So many new phones end up being evolutionary than revolutionary, that it becomes a welcome surprise when a company brings something new to the table. In the case of the Mate 20 Pro, Huawei has brought a whole new table.
It wasn’t that long ago that Huawei revealed its new Kirin 980 chipset at IFA in Berlin, and the Mate 20 Pro is the first phone (alongside the ordinary Mate 20) to utilise it. At the pre-launch briefing, Huawei was keen to brag that it always starts and ends each year with the most powerful chipset on the market.
Before we got to see the new Mate 20 Pro (the ‘standard’ Mate 20, like last year’s Mate 10, won’t be making an appearance in the UK – although there is the Mate 20 Lite on sale already), Huawei took time to tell us that almost 15% of its revenue is now reinvested back into research and development, to keep pushing the boundaries of mobile technology.
A lot of that investment is going into 5G (by the end of 2018, it will have spent $1bn) but also a lot of the money goes into its handsets.
Huawei has now overtaken Apple to become the second largest shippers of devices, and it has its sights firmly set on Samsung to become number one.
With the excellent P20 Pro released earlier this year, and now the Mate 20 Pro, it thinks it has the tools to continue to grow.
But, what of the phone itself? That’s what you want to know about, right?
The Mate line is a handset range that promotes flagship features, and AI has increasingly become a part of that. The Kirin 980 chipset introduces two neural processing units (NPUs), which doesn’t just mean faster speeds but all-new functionality. AI gives the phone an opportunity to better learn and understand you, predicting what you want to do with the phone at any given moment.

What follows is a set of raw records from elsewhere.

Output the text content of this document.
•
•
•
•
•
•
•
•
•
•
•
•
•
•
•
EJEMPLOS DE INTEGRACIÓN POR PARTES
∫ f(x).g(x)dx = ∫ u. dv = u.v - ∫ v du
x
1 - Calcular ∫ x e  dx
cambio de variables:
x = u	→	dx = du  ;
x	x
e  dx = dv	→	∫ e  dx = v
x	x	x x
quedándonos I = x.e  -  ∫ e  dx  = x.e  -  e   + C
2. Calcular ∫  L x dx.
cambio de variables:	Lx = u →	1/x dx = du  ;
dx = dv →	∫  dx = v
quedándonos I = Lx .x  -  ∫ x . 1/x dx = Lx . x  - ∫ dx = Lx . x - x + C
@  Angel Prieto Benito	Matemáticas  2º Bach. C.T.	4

This can allow for better app management and power management, although when it comes to power management, Huawei is a company that doesn’t merely cut power consumption and then wipe out the benefits by fitting a smaller battery. In the Mate 20 Pro, Huawei has increased the battery capacity to 4200mAh, so you’ll hopefully get better battery life – not merely achieve the same sort of standby and screen-on-time as with the earlier model.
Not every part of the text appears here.